Is not painting, precisely, a frozen instant in the spatial and temporal coherence that reveals, in turn, a hidden harmony that never fully coincides with nature nor stands in opposition to it? [9]. This is why “tradition wears” but it is also the transitory body of Aenas, which Stvevens inserts in the poem as a matter of ut pictura poesis in relation to Nicolas Poussin’s “Venus presenting arms to Aenas” (1639), which is ultimately the story of the persuasion unto one’s destiny. As it is well known, Poussin captures in a sequence Aenas being directed to his destiny invested in the arms of war. But where is destiny embodied for Stevens? Is it in the gesticulating figure of Aenas or in floating Venus that occupies the central sky of the landscape? It is almost as if Stevens acquired, as Walter Friedlander said of late Poussin, a “sublime vagueness” in visibility of the inner workings of imagination drifted from the physical imbalance of the activity of imitation [10]. 
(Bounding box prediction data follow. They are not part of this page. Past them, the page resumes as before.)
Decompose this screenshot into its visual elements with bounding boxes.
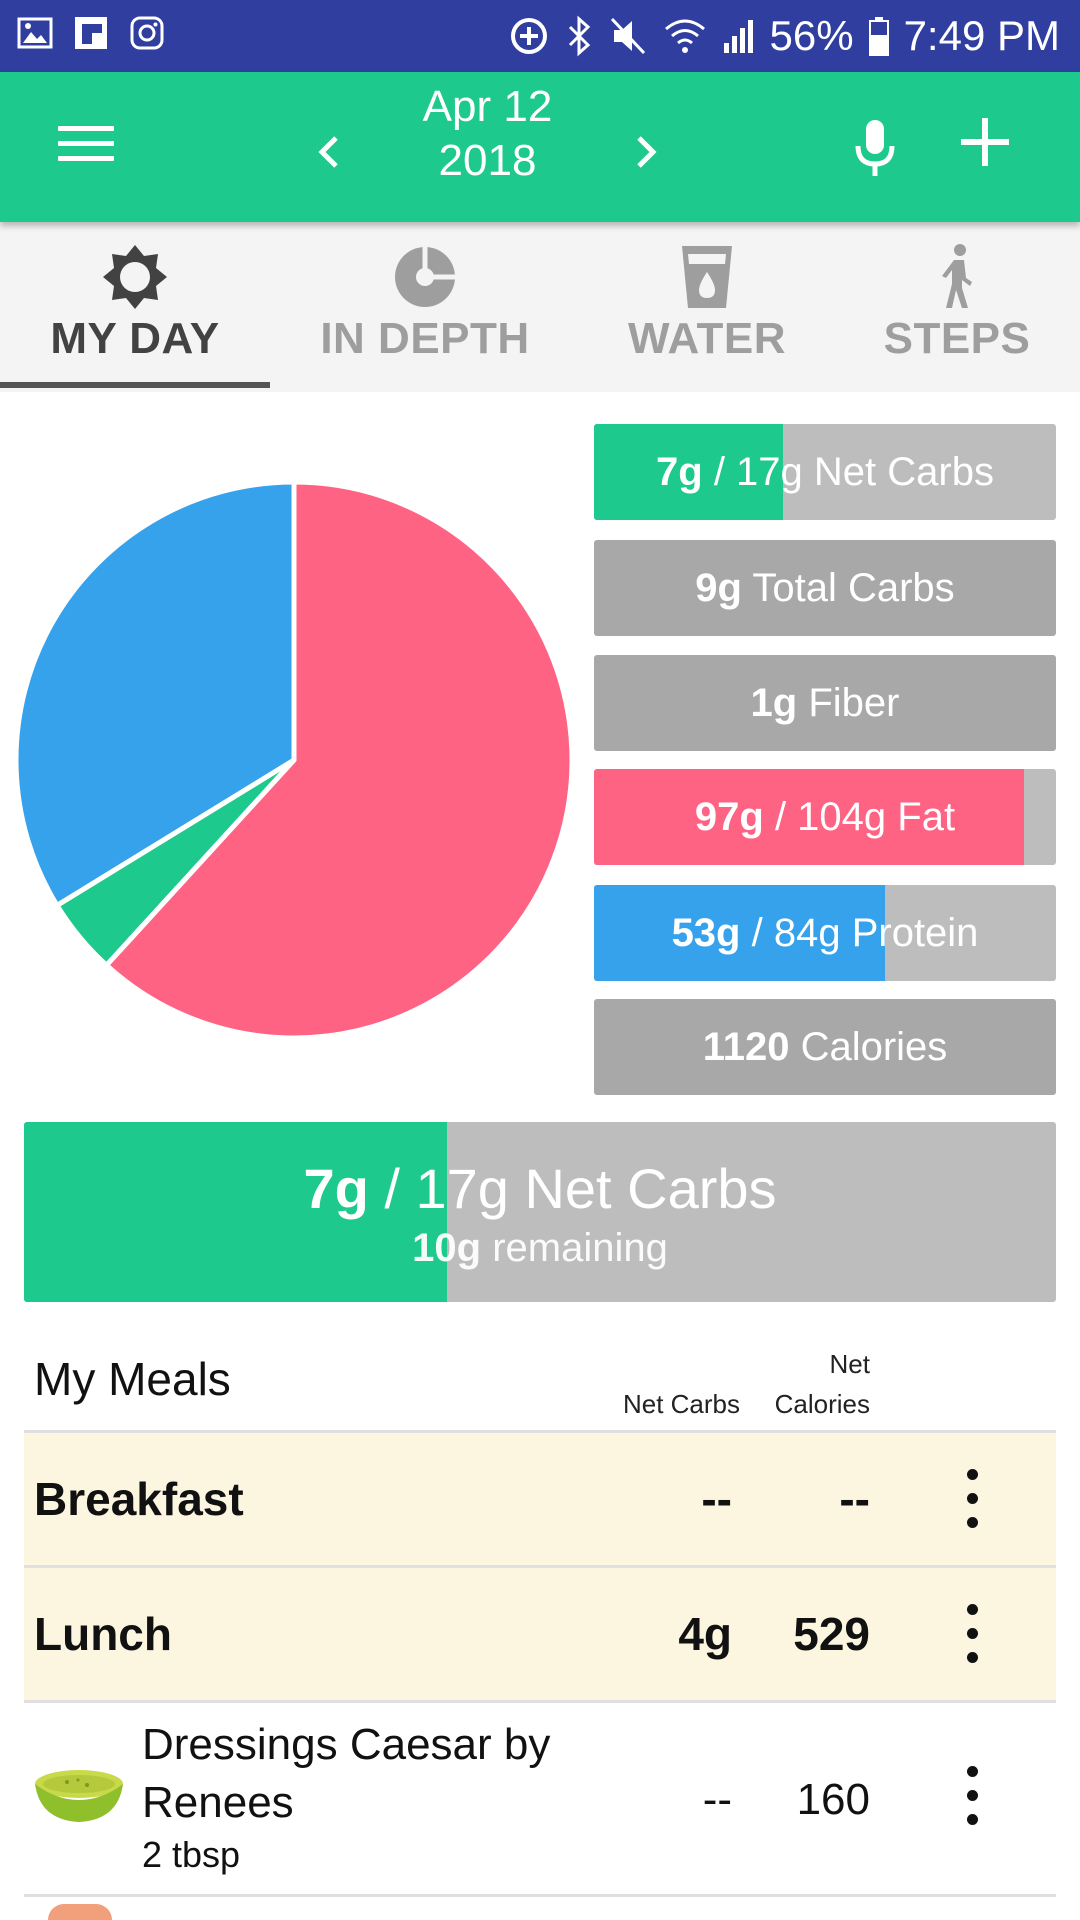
date-month-day: Apr 12 <box>422 82 553 131</box>
meal-name: Breakfast <box>34 1473 244 1525</box>
hamburger-menu-icon[interactable] <box>58 126 114 170</box>
meal-calories: -- <box>839 1473 870 1525</box>
net-carbs-bar[interactable]: 7g / 17g Net Carbs <box>594 424 1056 520</box>
water-glass-icon <box>682 246 732 308</box>
add-icon[interactable] <box>955 112 1015 172</box>
tab-steps[interactable]: STEPS <box>822 222 1080 392</box>
column-header-net: Net <box>829 1349 870 1379</box>
sun-gear-icon <box>103 245 167 309</box>
active-tab-indicator <box>0 382 270 388</box>
pie-slice-fat <box>103 480 574 1040</box>
meal-calories: 529 <box>793 1608 870 1660</box>
protein-bar[interactable]: 53g / 84g Protein <box>594 885 1056 981</box>
summary-fill <box>24 1122 448 1302</box>
net-carbs-summary-bar[interactable]: 7g / 17g Net Carbs 10g remaining <box>24 1122 1056 1302</box>
wifi-icon <box>664 19 705 53</box>
macro-pie-chart <box>14 480 574 1040</box>
meal-net-carbs: -- <box>701 1473 732 1525</box>
mute-icon <box>610 17 645 55</box>
fat-value: 97g <box>694 795 764 839</box>
dressing-bowl-icon <box>35 1770 123 1822</box>
calories-value: 1120 <box>702 1025 790 1069</box>
fat-bar[interactable]: 97g / 104g Fat <box>594 769 1056 865</box>
net-carbs-value: 7g <box>656 450 703 494</box>
column-header-calories: Calories <box>774 1389 870 1419</box>
tab-my-day[interactable]: MY DAY <box>0 222 270 392</box>
walking-person-icon <box>942 244 972 308</box>
tab-label: WATER <box>627 314 787 363</box>
system-status: 56% 7:49 PM <box>508 8 1060 64</box>
more-options-icon[interactable] <box>964 1469 980 1529</box>
net-carbs-fill <box>594 424 784 520</box>
tab-in-depth[interactable]: IN DEPTH <box>290 222 560 392</box>
fat-text: / 104g Fat <box>763 795 956 839</box>
food-name: Dressings Caesar by Renees <box>142 1720 551 1827</box>
next-day-button[interactable] <box>615 122 675 182</box>
tab-bar: MY DAY IN DEPTH WATER STEPS <box>0 222 1080 392</box>
date-year: 2018 <box>438 136 537 185</box>
calories-text: Calories <box>789 1025 948 1069</box>
fiber-text: Fiber <box>797 681 900 725</box>
protein-value: 53g <box>671 911 741 955</box>
protein-fill <box>594 885 886 981</box>
divider <box>24 1700 1056 1703</box>
fiber-bar[interactable]: 1g Fiber <box>594 655 1056 751</box>
previous-day-button[interactable] <box>300 122 360 182</box>
more-options-icon[interactable] <box>964 1766 980 1826</box>
total-carbs-value: 9g <box>695 566 742 610</box>
divider <box>24 1894 1056 1897</box>
meal-name: Lunch <box>34 1608 172 1660</box>
calories-bar[interactable]: 1120 Calories <box>594 999 1056 1095</box>
total-carbs-bar[interactable]: 9g Total Carbs <box>594 540 1056 636</box>
status-bar: 56% 7:49 PM <box>0 0 1080 72</box>
remaining-value: 10g <box>412 1226 482 1270</box>
meals-title: My Meals <box>34 1353 231 1405</box>
instagram-icon <box>130 16 164 50</box>
meal-row-lunch[interactable]: Lunch 4g 529 <box>24 1568 1056 1700</box>
clock: 7:49 PM <box>903 12 1060 59</box>
food-calories: 160 <box>796 1775 870 1824</box>
fat-fill <box>594 769 1024 865</box>
pie-slice-protein <box>14 480 297 908</box>
battery-icon <box>868 17 889 56</box>
gallery-icon <box>17 17 53 49</box>
bluetooth-icon <box>568 15 590 57</box>
column-header-net-calories: Net Calories <box>740 1344 870 1424</box>
battery-percent: 56% <box>769 12 854 59</box>
tab-label: STEPS <box>883 314 1031 363</box>
divider <box>24 1565 1056 1568</box>
tab-label: IN DEPTH <box>320 314 530 363</box>
protein-text: / 84g Protein <box>740 911 979 955</box>
notification-icons <box>16 14 166 52</box>
food-serving: 2 tbsp <box>142 1834 241 1875</box>
column-header-net-carbs: Net Carbs <box>622 1389 740 1419</box>
total-carbs-text: Total Carbs <box>741 566 955 610</box>
flipboard-icon <box>75 17 107 49</box>
tab-label: MY DAY <box>50 314 220 363</box>
data-saver-icon <box>510 18 547 54</box>
signal-icon <box>723 20 753 53</box>
fiber-value: 1g <box>750 681 798 725</box>
summary-value: 7g <box>303 1157 369 1220</box>
food-net-carbs: -- <box>702 1775 732 1824</box>
app-bar: Apr 12 2018 <box>0 72 1080 222</box>
pie-chart-icon <box>395 247 455 307</box>
food-item[interactable]: Dressings Caesar by Renees 2 tbsp -- 160 <box>24 1704 1056 1894</box>
microphone-icon[interactable] <box>848 116 902 180</box>
summary-text: / 17g Net Carbs <box>368 1157 777 1220</box>
meal-row-breakfast[interactable]: Breakfast -- -- <box>24 1433 1056 1565</box>
more-options-icon[interactable] <box>964 1604 980 1664</box>
date-display[interactable]: Apr 12 2018 <box>380 80 595 188</box>
remaining-text: remaining <box>481 1226 668 1270</box>
divider <box>24 1430 1056 1433</box>
net-carbs-text: / 17g Net Carbs <box>702 450 994 494</box>
meal-net-carbs: 4g <box>678 1608 732 1660</box>
tab-water[interactable]: WATER <box>572 222 842 392</box>
food-thumbnail-partial <box>48 1904 112 1920</box>
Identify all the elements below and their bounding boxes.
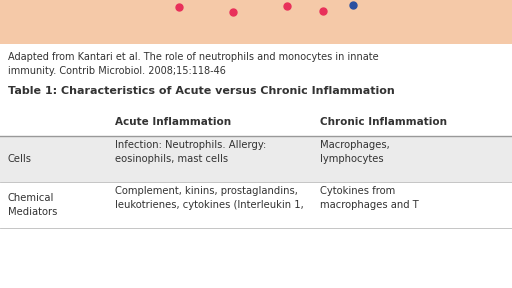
- Text: Table 1: Characteristics of Acute versus Chronic Inflammation: Table 1: Characteristics of Acute versus…: [8, 86, 395, 96]
- Text: Cells: Cells: [8, 154, 32, 164]
- Text: Cytokines from
macrophages and T: Cytokines from macrophages and T: [320, 186, 419, 210]
- Text: Macrophages,
lymphocytes: Macrophages, lymphocytes: [320, 140, 390, 164]
- Text: Infection: Neutrophils. Allergy:
eosinophils, mast cells: Infection: Neutrophils. Allergy: eosinop…: [115, 140, 266, 164]
- Text: Acute Inflammation: Acute Inflammation: [115, 117, 231, 127]
- Bar: [0, 182, 512, 228]
- Bar: [0, 136, 512, 182]
- Text: Adapted from Kantari et al. The role of neutrophils and monocytes in innate
immu: Adapted from Kantari et al. The role of …: [8, 52, 379, 76]
- Bar: [0, 0, 512, 44]
- Text: Chemical
Mediators: Chemical Mediators: [8, 194, 57, 217]
- Text: Complement, kinins, prostaglandins,
leukotrienes, cytokines (Interleukin 1,: Complement, kinins, prostaglandins, leuk…: [115, 186, 304, 210]
- Text: Chronic Inflammation: Chronic Inflammation: [320, 117, 447, 127]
After all, for Stevens Poussin stood precisely as the source of partition and the miniscule, confirming the primacy of “imagination” against the rhetorical compression that renders legible the modern abstraction [11]. Following André Gide who had had written on Poussin’s work, Stevens repeats without any elaboration that Poussin is to be taken “little by little” (peu à peu), so that only then its pictorial absorption can unfold against what at first sight appears as a theatrical and self-enclosed translucid stage. This is the distant ‘traditionalism’ that Stevens wanted to reject if the work of art was to endure, and still have the vigor to generate a tranquil and peaceful state of mind solicited by the late Poussin. Painting could only be expressed as a ‘mode’ — which for Poussin stood for moderation and restraint, but more importantly as the condition of a certain sensible order “by which the thing keeps itself in existence” both firmly and invisibly, that is, beyond enunciation [12]. Otherwise, as Gerald Cohen once claimed, tradition becomes the thing that you can only hold on to when it has relaxed its hold on you ceasing to color the genesis of life [13]. And while tradition cannot be fully absorbed by rules or forms of pictorial depiction, it does retain the “good that we have loved”, dispensing a noeud vital in which the divine (theos) disengages us from the compression of objective reality and into the nearness of the eternal. This is the integrity of painting that allows Stevens to proclaim the ascendance of the supreme human “good”: tradition is kept alive by the soul of an erotic deification. After all, “God and imagination are one” Stevens will suggest in the fragments of Adagia [14]. Against the edifice of sedimentation and rupture, repetition and originality, possession and abstraction; tradition will name the disembodied genesis of appearing between things in a “reflected seeming-so”. 

Notes 

1. Gianni Carchia. “Per un’estetica dellainvecchiato”, in Dario Lanzardo, Dame e cavalieri nel Balon di Torino (Mondadori, 1984).

2. Wallace Stevens. “Tradition”, in Collected Poetry and Prose (Library of America, 1997), 595-596

3. Ibid., 595.

4. Nicoletta Di Vita. Il nome e la voce (Neri Pozza, 2022), 28.

5. Ibid., 596.

6. Wallace Stevens. “The Whole Man: Perspectives, Horizons”, in Collected Poetry and Prose (Library of America, 1997), 874.

7. Ibid., 875. 

8. Wallace Stevens. “From Adagia”, in Collected Poetry and Prose (Library of America, 1997), 904. 

9. Monica Ferrando. “L’ultimo quadro di Poussin”, in L’oro e le ombre (Quodlibet, 2015), 82.

10. Walter Friedlander. Nicolas Poussin: A New Approach (Harry Abrams, 1964), 82.

11. Wallace Stevens. “Tradition”, in Collected Poetry and Prose (Library of America, 1997), 737.

12. Cited in Étienne Gilson’s Painting and Reality (Cluny Media, 2020), 173. 

13. G. A. Cohen. “Rescuing Conservatism: A Defense of Existing Value”, in Finding oneself in the other (Princeton U Press, 2013), 155.

14. Wallace Stevens. “From Adagia”, in Collected Poetry and Prose (Library of America, 1997), 914.